“I ride like a sailor,” he admitted as he climbed into the saddle, “and—I didn’t tell you—I am going to sea again next week. My mother doesn’t like my going but I can’t stop ashore more than this long. Now that all this trouble is cleared up, I will go down to stay with her until I leave. And you will go to see her sometimes, won’t you, after I am gone?”
“Yes,” promised Beatrice, “but we are going ourselves before very long. I can’t believe the summer has really passed. Hester is coming with us to go to the school where Nancy and I go, and John Herrick—can I ever call him anything else, I wonder—is coming too. But in a year we will all be back again.”
He rode away, leaving her sitting on the steps, still wide awake and reluctant to go in. The cabin was very still, since evidently no one had awakened to miss her in the hours that she had been gone. She sat very quietly, watching the sky grow red between the black columns of the pine-trees, listening to the soft thunder of the waterfall and the growing chorus of the birds as they awoke with the awakening dawn.
An approaching footstep surprised her. Some one had come very softly up the needle-strewn pathway while she sat there dreaming. It was a figure that she did not recognize at once—a person with outlandish clothes, and a yellow face, and with two bundles done up in blue cotton handkerchiefs hung on the pole upon his shoulder. After a moment of inspection she exclaimed:
“Joe Ling!”
The Chinaman nodded.
“I leave your house because trouble was coming,” he explained. “Trouble over now,” he waved his hand toward the village; “I come back again.”
By some secret sense through which Chinamen seem to know everything, he had got news of the outbreak in the town almost before it had occurred and had departed; but now, divining just as quickly that the difficulty was over, he had returned. There could be no more convincing proof that peace and quiet were really restored in Ely.
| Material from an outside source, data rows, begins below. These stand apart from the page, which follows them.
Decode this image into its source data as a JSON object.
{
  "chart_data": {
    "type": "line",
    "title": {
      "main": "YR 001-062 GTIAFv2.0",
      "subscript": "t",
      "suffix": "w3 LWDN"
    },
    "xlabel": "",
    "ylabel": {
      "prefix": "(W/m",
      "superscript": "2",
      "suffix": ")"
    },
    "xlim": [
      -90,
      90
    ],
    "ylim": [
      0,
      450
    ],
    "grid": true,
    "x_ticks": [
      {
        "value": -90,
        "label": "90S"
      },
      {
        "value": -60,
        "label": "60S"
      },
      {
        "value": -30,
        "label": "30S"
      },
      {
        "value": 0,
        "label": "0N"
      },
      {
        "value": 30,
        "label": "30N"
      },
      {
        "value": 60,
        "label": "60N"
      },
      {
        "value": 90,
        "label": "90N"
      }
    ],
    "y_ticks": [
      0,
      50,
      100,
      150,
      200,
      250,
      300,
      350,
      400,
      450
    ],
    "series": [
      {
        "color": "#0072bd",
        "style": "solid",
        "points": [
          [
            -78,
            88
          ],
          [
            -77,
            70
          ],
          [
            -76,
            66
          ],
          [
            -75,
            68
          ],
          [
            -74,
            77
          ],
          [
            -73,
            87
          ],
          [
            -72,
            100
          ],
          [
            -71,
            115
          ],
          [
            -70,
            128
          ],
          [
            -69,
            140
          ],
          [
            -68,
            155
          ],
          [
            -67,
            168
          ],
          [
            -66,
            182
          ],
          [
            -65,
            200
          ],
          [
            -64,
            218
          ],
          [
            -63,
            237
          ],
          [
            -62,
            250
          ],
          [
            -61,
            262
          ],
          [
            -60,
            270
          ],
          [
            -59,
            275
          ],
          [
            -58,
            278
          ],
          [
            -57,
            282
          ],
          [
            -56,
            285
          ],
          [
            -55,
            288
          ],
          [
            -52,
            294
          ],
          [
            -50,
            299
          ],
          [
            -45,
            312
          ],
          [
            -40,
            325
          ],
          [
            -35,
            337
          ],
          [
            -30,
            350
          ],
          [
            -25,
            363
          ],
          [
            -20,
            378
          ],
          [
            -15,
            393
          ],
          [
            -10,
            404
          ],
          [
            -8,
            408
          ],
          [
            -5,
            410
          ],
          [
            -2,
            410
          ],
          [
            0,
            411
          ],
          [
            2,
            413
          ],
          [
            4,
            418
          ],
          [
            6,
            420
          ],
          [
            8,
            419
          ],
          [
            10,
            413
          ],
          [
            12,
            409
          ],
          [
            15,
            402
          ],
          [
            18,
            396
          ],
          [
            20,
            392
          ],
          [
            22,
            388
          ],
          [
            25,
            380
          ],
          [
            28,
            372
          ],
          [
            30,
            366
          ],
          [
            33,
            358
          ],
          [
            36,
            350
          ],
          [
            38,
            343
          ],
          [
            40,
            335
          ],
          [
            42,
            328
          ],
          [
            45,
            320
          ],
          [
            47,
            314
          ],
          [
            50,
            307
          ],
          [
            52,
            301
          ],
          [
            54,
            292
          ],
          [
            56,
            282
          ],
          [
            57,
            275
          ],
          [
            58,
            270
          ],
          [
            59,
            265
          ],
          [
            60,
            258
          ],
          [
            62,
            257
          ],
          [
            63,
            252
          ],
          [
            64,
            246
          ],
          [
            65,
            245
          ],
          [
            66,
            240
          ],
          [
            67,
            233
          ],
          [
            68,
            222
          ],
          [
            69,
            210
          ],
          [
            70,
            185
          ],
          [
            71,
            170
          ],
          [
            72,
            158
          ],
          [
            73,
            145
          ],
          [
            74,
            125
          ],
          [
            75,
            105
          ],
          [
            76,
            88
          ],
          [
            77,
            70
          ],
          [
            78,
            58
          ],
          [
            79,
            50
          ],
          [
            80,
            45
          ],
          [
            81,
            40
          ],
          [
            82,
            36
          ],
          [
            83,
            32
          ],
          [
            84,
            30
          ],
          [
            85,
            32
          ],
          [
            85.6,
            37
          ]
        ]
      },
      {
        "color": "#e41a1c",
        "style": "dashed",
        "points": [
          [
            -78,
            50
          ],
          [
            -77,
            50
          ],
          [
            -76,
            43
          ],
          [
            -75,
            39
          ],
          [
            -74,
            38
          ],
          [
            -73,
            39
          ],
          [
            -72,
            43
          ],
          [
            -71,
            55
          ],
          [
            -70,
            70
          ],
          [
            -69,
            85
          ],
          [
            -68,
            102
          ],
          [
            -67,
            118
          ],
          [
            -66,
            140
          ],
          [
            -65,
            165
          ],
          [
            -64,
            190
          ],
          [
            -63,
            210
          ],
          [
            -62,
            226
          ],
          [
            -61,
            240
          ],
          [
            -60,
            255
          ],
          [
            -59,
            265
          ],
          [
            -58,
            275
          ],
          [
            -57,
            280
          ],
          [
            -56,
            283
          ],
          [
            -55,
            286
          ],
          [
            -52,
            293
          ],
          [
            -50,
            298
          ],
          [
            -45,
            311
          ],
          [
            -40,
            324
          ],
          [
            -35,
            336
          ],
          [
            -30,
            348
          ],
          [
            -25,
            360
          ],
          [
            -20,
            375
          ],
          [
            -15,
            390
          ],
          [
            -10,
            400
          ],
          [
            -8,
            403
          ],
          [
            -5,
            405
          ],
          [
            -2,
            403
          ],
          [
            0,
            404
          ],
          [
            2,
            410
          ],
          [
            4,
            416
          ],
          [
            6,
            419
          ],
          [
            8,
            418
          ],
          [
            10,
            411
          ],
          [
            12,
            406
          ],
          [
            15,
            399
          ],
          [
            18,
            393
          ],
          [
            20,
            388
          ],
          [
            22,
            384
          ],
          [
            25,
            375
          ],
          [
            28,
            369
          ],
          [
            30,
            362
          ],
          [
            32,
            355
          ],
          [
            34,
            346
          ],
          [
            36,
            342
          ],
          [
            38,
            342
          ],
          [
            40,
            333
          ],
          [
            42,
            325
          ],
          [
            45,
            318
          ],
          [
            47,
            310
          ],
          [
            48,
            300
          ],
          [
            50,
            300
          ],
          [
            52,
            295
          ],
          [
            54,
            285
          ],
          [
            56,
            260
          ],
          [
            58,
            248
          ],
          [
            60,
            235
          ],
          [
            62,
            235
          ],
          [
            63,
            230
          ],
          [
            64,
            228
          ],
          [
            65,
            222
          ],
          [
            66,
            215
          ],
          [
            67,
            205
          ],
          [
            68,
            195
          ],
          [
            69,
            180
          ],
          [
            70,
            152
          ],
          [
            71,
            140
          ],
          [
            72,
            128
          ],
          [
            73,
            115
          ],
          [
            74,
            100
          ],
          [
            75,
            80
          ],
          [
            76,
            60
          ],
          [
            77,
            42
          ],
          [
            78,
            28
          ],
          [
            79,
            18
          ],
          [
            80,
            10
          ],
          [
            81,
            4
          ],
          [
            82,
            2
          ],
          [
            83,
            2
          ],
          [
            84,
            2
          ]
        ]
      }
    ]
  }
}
Beatrice thought for a moment, inclined at first to send him away. She was beginning to be more used to the strange ways of Chinamen, however. “And besides,” she reflected, “it will not do Nancy and me any harm to have a vacation from our work for these last days that we are here.”
She nodded to Joe Ling and he made his way around the corner of the house, to be heard presently in the kitchen making preparations for breakfast as easily as though he had been in residence a twelvemonth.